Arriviamo alla portata al catasto del 1491, che non aggiunge niente alla precedente:

pop.o di santa M.a a Faella

Nicholo di pagholo pichardi disse la graveza hanno 1480 in lui detto nel gonfalone scala

Una meza casa per suo abittare e con iij st.... lavora ttia et svignata con parechi ulivi posta nel pop.o di Santa M.a a Faella et nel comune di Castelfranco luogo detto in Campiglia da p.o via, ii redi di franc.o Pichardi 3° Jacopo di piero di laco4° Giovanni di Parrino

Uno pezo di boscho daffare pali di castagno et di pasture di st. 3 da p.o via, 2° Jacopo di Piero di Laco 3° Giovanni di Parrino

Bocche di maschi

Nicholo detto d anni 86

Pagholo suo figliuolo 39

Femine

M.a Lisa sua donna d anni 77

 

( ASF Catasto 1156 )

 

 

 

Niccolò non ha più nemmeno la forza o la voglia di lamentarsi.
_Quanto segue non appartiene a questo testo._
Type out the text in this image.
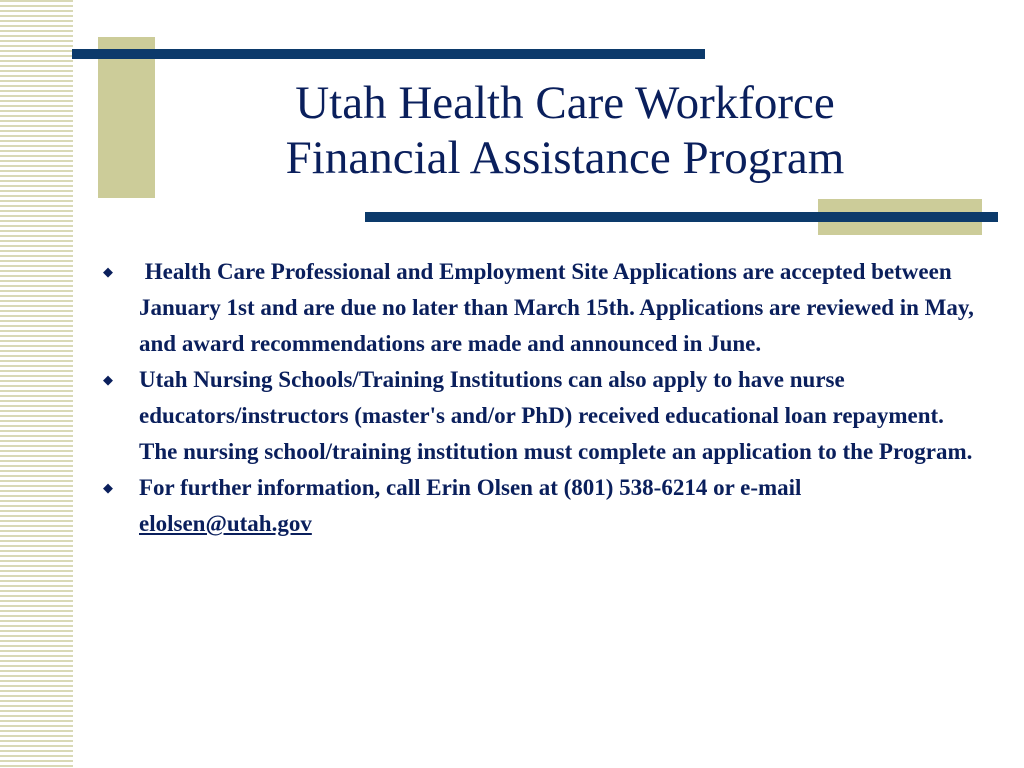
Utah Health Care Workforce
Financial Assistance Program
◆ Health Care Professional and Employment Site Applications are accepted between January 1st and are due no later than March 15th. Applications are reviewed in May, and award recommendations are made and announced in June.
◆ Utah Nursing Schools/Training Institutions can also apply to have nurse educators/instructors (master's and/or PhD) received educational loan repayment. The nursing school/training institution must complete an application to the Program.
◆ For further information, call Erin Olsen at (801) 538-6214 or e-mail elolsen@utah.gov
Sta per terminare il secolo e viene abbandonata la pratica del Catasto, sostituita dalla "Decima repubblicana"

Niccolò compilerà la sua ultima dichiarazione dei redditi alla veneranda età di 92 anni:

 

 

S. Spirito Scala 1498

Q.re S.to Sp.to

G.ne Scala

Nicholo di pagolo picchardi d. la Schala 81 in detto nicholo abita nel chomune di Chastello Francho di sopra nel pp.lo di santa maria afaella previere di santa maria asco

Sustanze

Un casa con uno pocho dorto nel quale habita con staiora sedici di terra lavoratia parte vignata con parechi ulivi posti nel comune di castelfranco detto nel pplo di santa maria a faella luogo detto Campiglia confini 1° via 2° rede di jacopo di piero 3° rede di Neri Pacini

Uno pezzo di bosco a pastura st. 2 in circa posto in detto luogho confina 1° via 2° rede di Jacopo di Piero 3° rede di Neri Pacini, lavorali Jacopo di Giovanni da hostina

Rendono l'anno in parte:

grano st. 30

panicho st. 6

vino barili 15

olio barile 1

(Decima Repubblicana 2 )

 

 

 

Finisce qui la seconda parte del nostro racconto, dove abbiamo potuto seguire le vite dei Piccardi di Piandiscò del 1400, di uno dei quali abbiamo potuto ricostruire minuziosamente le vicende e che ci ha lasciato tracce tangibili ancora oggi di se stesso. I 13 manoscritti che ho potuto fin qui rintracciare, probabilmente, costituiscono una minima parte di quelli compilati da Francesco e altri ne salteranno fuori, ma la ricerca è molto difficile, dato il grande numero di manoscritti del XV secolo sparsi nelle biblioteche di tutto il mondo.